Bugünkü Yazarlar Tüm Yazarlar
Mustafa Hakan ÜNSER

Mustafa Hakan ÜNSER

Bila istisna Türk

Bila istisna Türk

Cumhuriyetimizin 100. yılında AKP Genel Başkanı Tayyip Erdoğan "sivil anayasa" yapacaklarını dile getirdi ve "İnsanı önceleyen, milletin çeşitliliğini ve zenginliğini yansıtan, toplumun gerisinde kalan değil, topluma dinamizm katan bir anayasa hedefliyoruz." sözleriyle gerekçesini açıkladı.

Erdoğan'ın ekonomik çöküşün gölgesinde bir yerel seçime girmek yerine Türk kimliği ve "darbe anayasası" ile "sivil anayasa" tartışmalarının gölgesinde seçim planladığı anlaşılıyor. Türk kimliğine saldırarak hem Batı’nın hem de İslamcıların desteğini alacağı ve karşıtlarını ise darbeci olmak iddiasıyla hedefe koyacağı kuşkusuz. Çok iyi biliyor ki Anayasada Türk kelimesi kaldığı sürece bilhassa sayıları milyonlarca olan sığınmacılar, aidiyet problemi olanlar, millet ve milliyetçilik düşmanları rahat edemeyecekler.

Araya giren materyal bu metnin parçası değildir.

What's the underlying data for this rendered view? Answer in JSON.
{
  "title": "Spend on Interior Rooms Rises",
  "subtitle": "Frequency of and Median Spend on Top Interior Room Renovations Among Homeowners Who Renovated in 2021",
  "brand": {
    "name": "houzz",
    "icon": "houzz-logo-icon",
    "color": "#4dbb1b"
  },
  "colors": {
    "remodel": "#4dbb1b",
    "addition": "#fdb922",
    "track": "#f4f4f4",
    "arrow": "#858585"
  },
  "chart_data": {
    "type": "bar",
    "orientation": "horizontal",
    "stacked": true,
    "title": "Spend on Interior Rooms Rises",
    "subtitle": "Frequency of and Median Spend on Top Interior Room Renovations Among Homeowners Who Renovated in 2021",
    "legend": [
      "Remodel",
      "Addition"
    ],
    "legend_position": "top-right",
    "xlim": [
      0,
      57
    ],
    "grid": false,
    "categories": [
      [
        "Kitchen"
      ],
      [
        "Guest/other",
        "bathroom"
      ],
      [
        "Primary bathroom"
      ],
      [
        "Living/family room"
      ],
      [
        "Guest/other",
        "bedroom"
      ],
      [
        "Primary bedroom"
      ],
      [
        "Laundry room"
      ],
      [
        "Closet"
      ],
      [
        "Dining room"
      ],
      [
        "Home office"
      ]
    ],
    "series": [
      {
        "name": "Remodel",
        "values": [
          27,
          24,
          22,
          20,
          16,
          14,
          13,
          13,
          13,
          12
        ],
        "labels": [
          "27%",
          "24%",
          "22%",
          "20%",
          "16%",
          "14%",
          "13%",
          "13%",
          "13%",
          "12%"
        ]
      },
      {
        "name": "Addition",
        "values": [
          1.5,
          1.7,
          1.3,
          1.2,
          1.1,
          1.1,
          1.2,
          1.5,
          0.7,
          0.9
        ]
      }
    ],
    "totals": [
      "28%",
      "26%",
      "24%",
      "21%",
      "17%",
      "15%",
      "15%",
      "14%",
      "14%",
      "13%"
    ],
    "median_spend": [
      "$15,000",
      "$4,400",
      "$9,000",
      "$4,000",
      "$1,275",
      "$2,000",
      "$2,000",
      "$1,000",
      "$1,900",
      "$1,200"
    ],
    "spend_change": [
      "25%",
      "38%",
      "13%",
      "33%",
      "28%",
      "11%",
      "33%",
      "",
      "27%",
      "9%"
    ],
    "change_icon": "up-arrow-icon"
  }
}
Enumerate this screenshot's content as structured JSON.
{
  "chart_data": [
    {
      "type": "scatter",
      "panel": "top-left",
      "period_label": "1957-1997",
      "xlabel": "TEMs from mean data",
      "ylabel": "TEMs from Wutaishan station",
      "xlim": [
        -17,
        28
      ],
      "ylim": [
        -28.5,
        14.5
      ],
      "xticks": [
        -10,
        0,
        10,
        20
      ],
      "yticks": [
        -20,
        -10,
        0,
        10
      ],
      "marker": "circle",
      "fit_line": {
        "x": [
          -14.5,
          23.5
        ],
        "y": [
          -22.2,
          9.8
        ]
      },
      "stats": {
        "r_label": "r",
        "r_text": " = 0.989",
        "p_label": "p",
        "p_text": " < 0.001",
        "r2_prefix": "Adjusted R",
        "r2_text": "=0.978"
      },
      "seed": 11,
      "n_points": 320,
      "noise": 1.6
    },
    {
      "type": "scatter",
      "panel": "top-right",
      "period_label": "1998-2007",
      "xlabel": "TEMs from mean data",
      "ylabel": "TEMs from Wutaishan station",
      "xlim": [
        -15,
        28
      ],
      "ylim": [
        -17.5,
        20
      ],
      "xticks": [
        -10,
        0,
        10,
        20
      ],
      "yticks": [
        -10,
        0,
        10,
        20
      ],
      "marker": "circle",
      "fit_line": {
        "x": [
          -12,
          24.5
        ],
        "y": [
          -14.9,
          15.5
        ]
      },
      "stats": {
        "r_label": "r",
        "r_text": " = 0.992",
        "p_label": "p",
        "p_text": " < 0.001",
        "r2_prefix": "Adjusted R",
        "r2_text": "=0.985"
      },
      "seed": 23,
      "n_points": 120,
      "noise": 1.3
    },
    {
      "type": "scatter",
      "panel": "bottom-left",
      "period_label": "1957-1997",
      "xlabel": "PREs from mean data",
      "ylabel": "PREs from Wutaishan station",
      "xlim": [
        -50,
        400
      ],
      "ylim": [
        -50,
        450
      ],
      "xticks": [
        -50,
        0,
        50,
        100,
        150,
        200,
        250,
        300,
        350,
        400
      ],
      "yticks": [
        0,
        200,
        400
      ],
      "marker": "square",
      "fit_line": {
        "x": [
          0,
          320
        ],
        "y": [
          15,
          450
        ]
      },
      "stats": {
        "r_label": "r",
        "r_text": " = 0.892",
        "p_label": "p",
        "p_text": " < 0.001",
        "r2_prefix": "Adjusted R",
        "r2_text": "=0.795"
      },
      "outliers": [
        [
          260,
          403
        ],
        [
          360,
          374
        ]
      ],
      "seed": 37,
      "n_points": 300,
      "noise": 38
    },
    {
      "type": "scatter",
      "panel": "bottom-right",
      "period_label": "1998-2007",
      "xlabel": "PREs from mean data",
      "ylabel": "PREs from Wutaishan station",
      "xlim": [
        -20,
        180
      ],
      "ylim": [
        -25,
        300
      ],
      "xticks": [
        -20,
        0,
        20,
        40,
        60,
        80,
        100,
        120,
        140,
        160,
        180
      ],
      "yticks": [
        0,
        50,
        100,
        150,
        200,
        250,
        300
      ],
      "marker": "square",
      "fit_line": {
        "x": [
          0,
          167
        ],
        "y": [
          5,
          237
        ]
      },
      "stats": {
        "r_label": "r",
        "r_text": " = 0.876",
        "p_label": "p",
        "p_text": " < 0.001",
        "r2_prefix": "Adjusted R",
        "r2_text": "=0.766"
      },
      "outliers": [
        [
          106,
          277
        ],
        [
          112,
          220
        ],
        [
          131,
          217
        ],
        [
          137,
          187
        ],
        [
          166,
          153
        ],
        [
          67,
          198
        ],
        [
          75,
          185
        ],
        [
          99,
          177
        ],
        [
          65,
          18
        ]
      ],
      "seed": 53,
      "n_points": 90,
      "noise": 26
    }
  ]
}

Türklük karşıtı zihniyetlerini daha iyi anlamak için AKP'lilerin bir çok beyanından bazılarını hatırlatmakta fayda var;

"Ne mutlu Türk'üm diyene sözünü dağlara taşlara yazdılar. Bu ilkelliktir ve aşılacaktır." Abdullah Gül.

"Biz her türlü milliyetçiliği, ayaklarımın altına almış bir iktidarız." R.T.Erdoğan.

"Türk dediğin bir sentezdir zaten. Türk diye bir ırk yok" Yasin Aktay.

"Partimizin iktidarından önce hepimiz Türk'tük. AKP sayesinde Türk olmaktan Kurtulduk." Aziz Babuşcu.

"Anayasayı değiştireceğiz ve vatandaşlıktaki Türklük tanımını kaldıracağız. Yoksa demokratikleşmeyi yapamayız. Vatandaşlık tanımı da değişecek." Ayşenur Bahçekapılı.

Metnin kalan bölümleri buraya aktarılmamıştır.